One of the outstanding Chaldean kings was Merodach-baladan II (r. 722-710 BC), who fought bitterly and bravely, if unsuccessfully, against four mighty Assyrian monarchs: Tiglath-pileser III (r. 745-727 BC), Shalmaneser V (r. 727-722 BC), Sargon II (r. 722-705 BC), and Sennacherib (r. 705-681 BC), the destroyer of Babylon. Sennacherib’s successors, Esarhaddon (r. 681-699 BC) and Ashurbanipal, retained political control of Babylonia in spite of numerous rebellions and defections. In 626, however, when Assyria was in turmoil and menaced by the Medes, the Scythians, and the Cimmerians, a Chaldean named Nabopolassarbc proclaimed himself king of Babylonia. Acknowledged as king in 625, Nabopolassar allied himself with the Medes and helped to destroy Assyrian might.
With Assyria no longer to be feared, Egypt began to menace Palestine and Syria. Nabopolassar’s son Nebuchadnezzar II marched against the Egyptians and defeated them at Carchemish. Nebuchadnezzar, who reigned for 43 years, extended Babylonian political control over practically all of Mesopotamia. To students of the Bible he is known as the destroyer of Jerusalem and as the king who took the captive Jews to Babylonia. To archaeologists and historians he is known as the great builder and restorer. He reconstructed Babylon, his capital, in elaborate style and restored many temples throughout Babylonia.
The Babylonian revival did not long endure. After Nebuchadnezzar’s death (562 BC), a struggle for power apparently went on among various parties and individuals for several years.
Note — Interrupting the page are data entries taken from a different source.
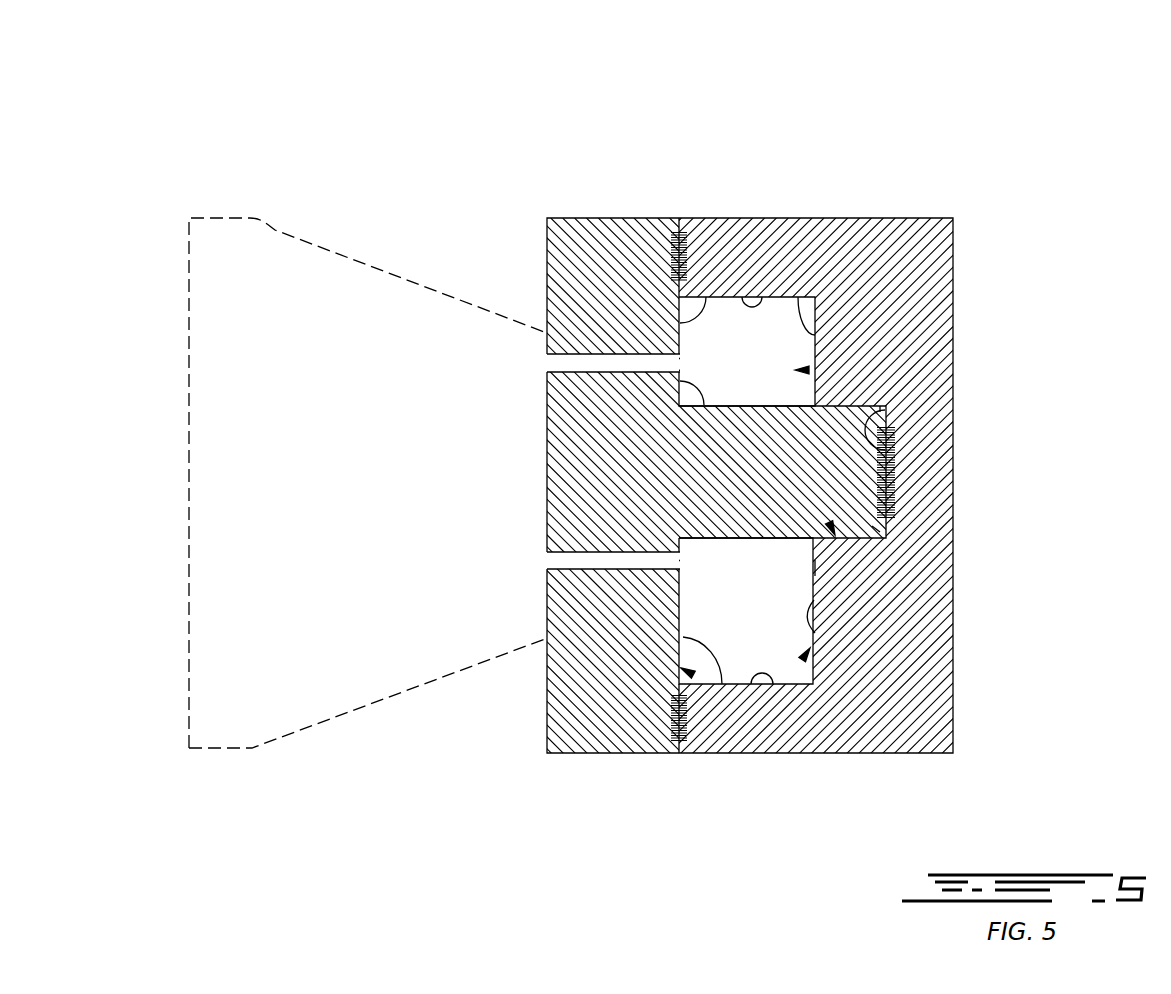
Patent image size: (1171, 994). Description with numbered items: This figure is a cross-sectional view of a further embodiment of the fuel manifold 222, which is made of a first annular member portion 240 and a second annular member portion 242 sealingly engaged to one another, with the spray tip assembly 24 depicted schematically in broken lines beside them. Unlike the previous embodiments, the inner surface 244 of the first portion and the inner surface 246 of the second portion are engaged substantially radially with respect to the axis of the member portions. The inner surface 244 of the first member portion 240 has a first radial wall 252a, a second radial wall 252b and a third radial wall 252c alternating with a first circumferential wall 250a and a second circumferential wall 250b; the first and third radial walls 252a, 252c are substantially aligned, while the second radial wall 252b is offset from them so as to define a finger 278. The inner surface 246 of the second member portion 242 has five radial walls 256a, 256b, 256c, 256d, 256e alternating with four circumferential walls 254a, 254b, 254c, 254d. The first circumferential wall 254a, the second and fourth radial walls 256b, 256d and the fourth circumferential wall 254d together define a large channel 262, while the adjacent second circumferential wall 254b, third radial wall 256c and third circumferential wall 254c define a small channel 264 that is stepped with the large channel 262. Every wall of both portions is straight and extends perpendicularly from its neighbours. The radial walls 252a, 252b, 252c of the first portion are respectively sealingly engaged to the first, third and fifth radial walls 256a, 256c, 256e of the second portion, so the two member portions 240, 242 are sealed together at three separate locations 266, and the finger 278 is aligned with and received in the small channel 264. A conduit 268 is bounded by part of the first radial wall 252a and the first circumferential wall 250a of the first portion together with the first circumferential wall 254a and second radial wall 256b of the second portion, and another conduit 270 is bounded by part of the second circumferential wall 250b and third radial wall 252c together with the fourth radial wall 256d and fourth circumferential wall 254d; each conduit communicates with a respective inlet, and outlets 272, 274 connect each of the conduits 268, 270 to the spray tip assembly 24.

The spray tip assembly 24 is at (275, 252).
The manifold 222 is at (980, 168).
The first annular member portion 240 is at (566, 753).
The second annular member portion 242 is at (878, 218).
The inner surface 244 is at (693, 675).
The inner surface 246 is at (802, 660).
The first circumferential wall 250a is at (683, 383).
The second circumferential wall 250b is at (815, 568).
The first radial wall 252a is at (707, 297).
The second radial wall 252b is at (885, 408).
The third radial wall 252c is at (722, 684).
The first circumferential wall 254a is at (767, 297).
The second circumferential wall 254b is at (887, 406).
The third circumferential wall 254c is at (872, 526).
The fourth circumferential wall 254d is at (774, 684).
The first radial wall 256a is at (677, 218).
The second radial wall 256b is at (798, 297).
The third radial wall 256c is at (887, 407).
The fourth radial wall 256d is at (815, 633).
The fifth radial wall 256e is at (678, 687).
The large channel 262 is at (809, 370).
The small channel 264 is at (829, 522).
The sealing locations 266 is at (673, 265).
The conduit 268 is at (722, 357).
The conduit 270 is at (773, 629).
The outlet 272 is at (567, 361).
The outlet 274 is at (557, 559).
The finger 278 is at (780, 466).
In 556 BC Nabonidus, one of Nebuchadnezzar’s governors, became king of Babylonia (r. 556-539 BC). A somewhat enigmatic figure, he in some way antagonized the influential priestly class of Babylon. Nabonidus left the city of Babylon under control of his son Belshazzar and lived for a while in the city of Harran and later in the oasis of Teima, in the Arabian Desert. In 539 BC the Babylonians were defeated by the Persian king Cyrus the Great, who had defeated Media. Nabonidus was captured at Sippar (near modern Baghdād, Iraq), and the Persians entered Babylon without resistance. Babylonia was then annexed to Persia and lost its independence for all time.
The Babylonian Legacy
More than 1200 years had elapsed from the glorious reign of Hammurabi to the subjugation of Babylonia by the Persians. During this long span of time the Babylonian social structure, economic organization, arts and crafts, science and literature, judicial system, and religious beliefs underwent considerable modification, but generally only in details, not in essence. Grounded almost wholly on the culture of Sumer, Babylonian cultural achievements left a deep impression on the entire ancient world, and particularly on the Hebrews and the Greeks. Even present-day civilization is indebted culturally to Babylonian civilization to some extent. For instance, Babylonian influence is pervasive throughout the Bible and in the works of such Greek poets as Homer and Hesiod, in the geometry of the Greek mathematician Euclid, in astronomy, in astrology, and in heraldry.